Les unités de fabrication des chaussures passent par une conjoncture difficile, comme tous les autres secteurs. La Covid-19 n’a fait qu’aggraver une situation déjà en crise à cause de plusieurs facteurs.    

Les chaussures tunisiennes ont atteint, de nos jours, un niveau de qualité appréciable grâce à l’utilisation d’intrants de premier choix. De plus, les semelles des chaussures sont cousues et bien collées, ce qui garantit leur durabilité. Ce n’était pas le cas par le passé, dans la mesure où les chaussures ne durent que quelques mois avant les confier au cordonnier pour effectuer «les réparations nécessaires », qui concernent souvent la semelle décollée. Aujourd’hui, des progrès ont été réalisés grâce au changement des méthodes de travail et l’utilisation de matières premières de qualité.     

Le marché des chaussures est inondé par des produits fabriqués localement et qui méritent encouragement et soutien, et des articles vrai cuir provenant des pays européens vendus à des prix élevés, puisqu’on peut trouver des chaussures pour hommes à 170 dinars.
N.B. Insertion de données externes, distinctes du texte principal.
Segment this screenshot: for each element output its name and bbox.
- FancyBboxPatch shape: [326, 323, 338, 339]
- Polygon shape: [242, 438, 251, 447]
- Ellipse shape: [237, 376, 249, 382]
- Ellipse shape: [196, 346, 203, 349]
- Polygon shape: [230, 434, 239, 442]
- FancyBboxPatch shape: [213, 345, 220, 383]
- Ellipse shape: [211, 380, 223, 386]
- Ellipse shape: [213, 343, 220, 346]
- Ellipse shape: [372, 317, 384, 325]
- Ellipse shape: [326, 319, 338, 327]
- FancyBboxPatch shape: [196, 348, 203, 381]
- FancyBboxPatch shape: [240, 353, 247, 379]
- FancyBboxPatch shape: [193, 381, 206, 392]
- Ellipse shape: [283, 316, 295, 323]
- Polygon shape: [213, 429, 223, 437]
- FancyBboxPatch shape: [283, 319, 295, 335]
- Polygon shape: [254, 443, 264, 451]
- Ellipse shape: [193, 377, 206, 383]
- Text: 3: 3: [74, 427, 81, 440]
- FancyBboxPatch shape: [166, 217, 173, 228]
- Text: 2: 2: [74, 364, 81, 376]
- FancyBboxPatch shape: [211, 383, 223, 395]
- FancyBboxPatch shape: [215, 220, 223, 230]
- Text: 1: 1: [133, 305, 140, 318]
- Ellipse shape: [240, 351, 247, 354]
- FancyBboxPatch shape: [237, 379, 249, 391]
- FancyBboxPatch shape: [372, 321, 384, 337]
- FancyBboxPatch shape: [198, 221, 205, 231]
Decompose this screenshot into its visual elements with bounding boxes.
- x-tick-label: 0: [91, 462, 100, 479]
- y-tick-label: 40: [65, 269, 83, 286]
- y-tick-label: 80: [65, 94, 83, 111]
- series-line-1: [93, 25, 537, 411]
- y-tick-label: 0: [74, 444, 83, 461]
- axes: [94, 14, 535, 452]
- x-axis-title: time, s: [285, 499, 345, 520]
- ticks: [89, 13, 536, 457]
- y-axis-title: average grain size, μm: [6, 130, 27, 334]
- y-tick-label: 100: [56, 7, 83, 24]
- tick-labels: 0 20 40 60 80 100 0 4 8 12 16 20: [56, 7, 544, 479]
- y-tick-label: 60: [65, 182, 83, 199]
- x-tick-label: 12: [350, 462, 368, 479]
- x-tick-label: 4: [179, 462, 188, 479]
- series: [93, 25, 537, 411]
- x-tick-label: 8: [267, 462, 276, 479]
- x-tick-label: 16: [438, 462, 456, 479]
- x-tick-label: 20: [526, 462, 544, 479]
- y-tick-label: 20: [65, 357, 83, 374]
Les chaussures de marque peuvent être vendues jusqu’à 270 dinars, soit un prix hors de portée des citoyens moyens.

La fripe ferme le bal

Certains citoyens, férus de l’importé, ne s’empêchent pas d’acheter ces chaussures de marque importées y mettant le prix fort. Pour eux, ces produits sont durables et évitent au citoyen d’acheter deux ou trois chaussures par an. Mais les consommateurs n’ont pas réalisé que l’industrie tunisienne du cuir et chaussures a fait sa révolution. Ce manque d’information sur les produits tunisiens en cuir est à l’origine de cette situation de mévente et les industriels endossent une part de responsabilité. Dans les chaînes de télévision, on ne voit pratiquement pas de publicité sur les chaussures tunisiennes et cela constitue une lacune à combler.    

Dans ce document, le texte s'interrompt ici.